В лице Фэн Цина не было ни кровинки. Ли Ляньхуа молча смотрел на мертвецов и только спустя долгое время снова заговорил.
— На теле Цинлян Юя столько ран, нанесённых мечом, может ли герой Бай опознать эту технику?
Бай Цяньли пошатываясь отступил на несколько шагов — пусть он и не учился владению мечом, но у Фэн Цина была семейная техника “Тринадцать мечей Циюнь”. Все тринадцать приёмов были хитрыми манёврами, призванными застать врасплох, способы нанесения ударов совершенно отличались друг от друга, чтобы как можно сильнее навредить противнику. Больше десятка ран на лице Цинлян Юя, а также удар копьём в живот, выдавали технику “Тринадцать мечей Циюнь”.
Ли Ляньхуа поднял голову, наблюдая, как солнце медленно опускается к западу.
— Глава Фэн, и миллион подозрений — лишь подозрения, знаете, что именно убедило меня в том, что вы и есть убийца?

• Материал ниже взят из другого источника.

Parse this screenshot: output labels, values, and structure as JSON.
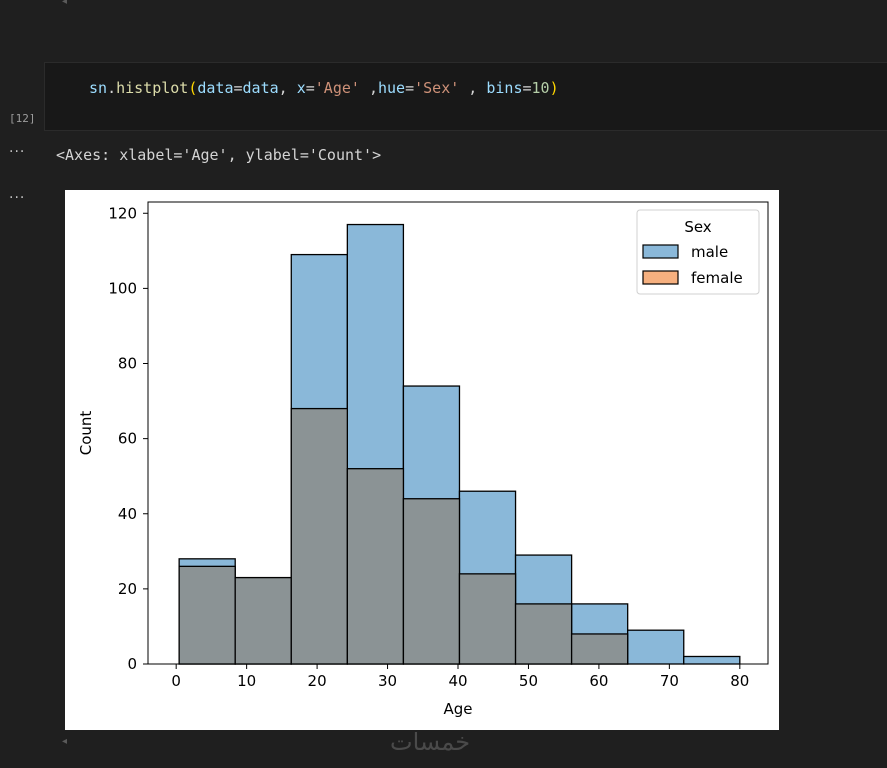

Фэн Цин холодно улыбнулся.
— Сухая веточка и лист бумаги, — неторопливо продолжил Ли Ляньхуа.
Фэн Цин не проронил ни слова.
— Когда я возвращался из владений “Ваньшэндао”, по пути предоставленная лошадь вдруг поранилась, поэтому вернулся я поздно. Вообще-то, когда перепуганная лошадь спотыкается, обычно заканчивается это плохо, однако мне немного повезло, так что удалось избежать гибели. Я уже попросил лекаря тщательно проверить, из-за чего лошади споткнулись, полагая, что здесь не обошлось без любви и заботы главы союза. — Ли Ляньхуа улыбнулся. — А когда вернулся в “Лотосовый терем”, внутри кое-кто поджидал, чтобы забрать у меня два предмета. Я удивился — Ван Баши и сам не знал, что у него в кармане, и когда вытащил плод акации, стручок и записку, видели это только я и герой Бай.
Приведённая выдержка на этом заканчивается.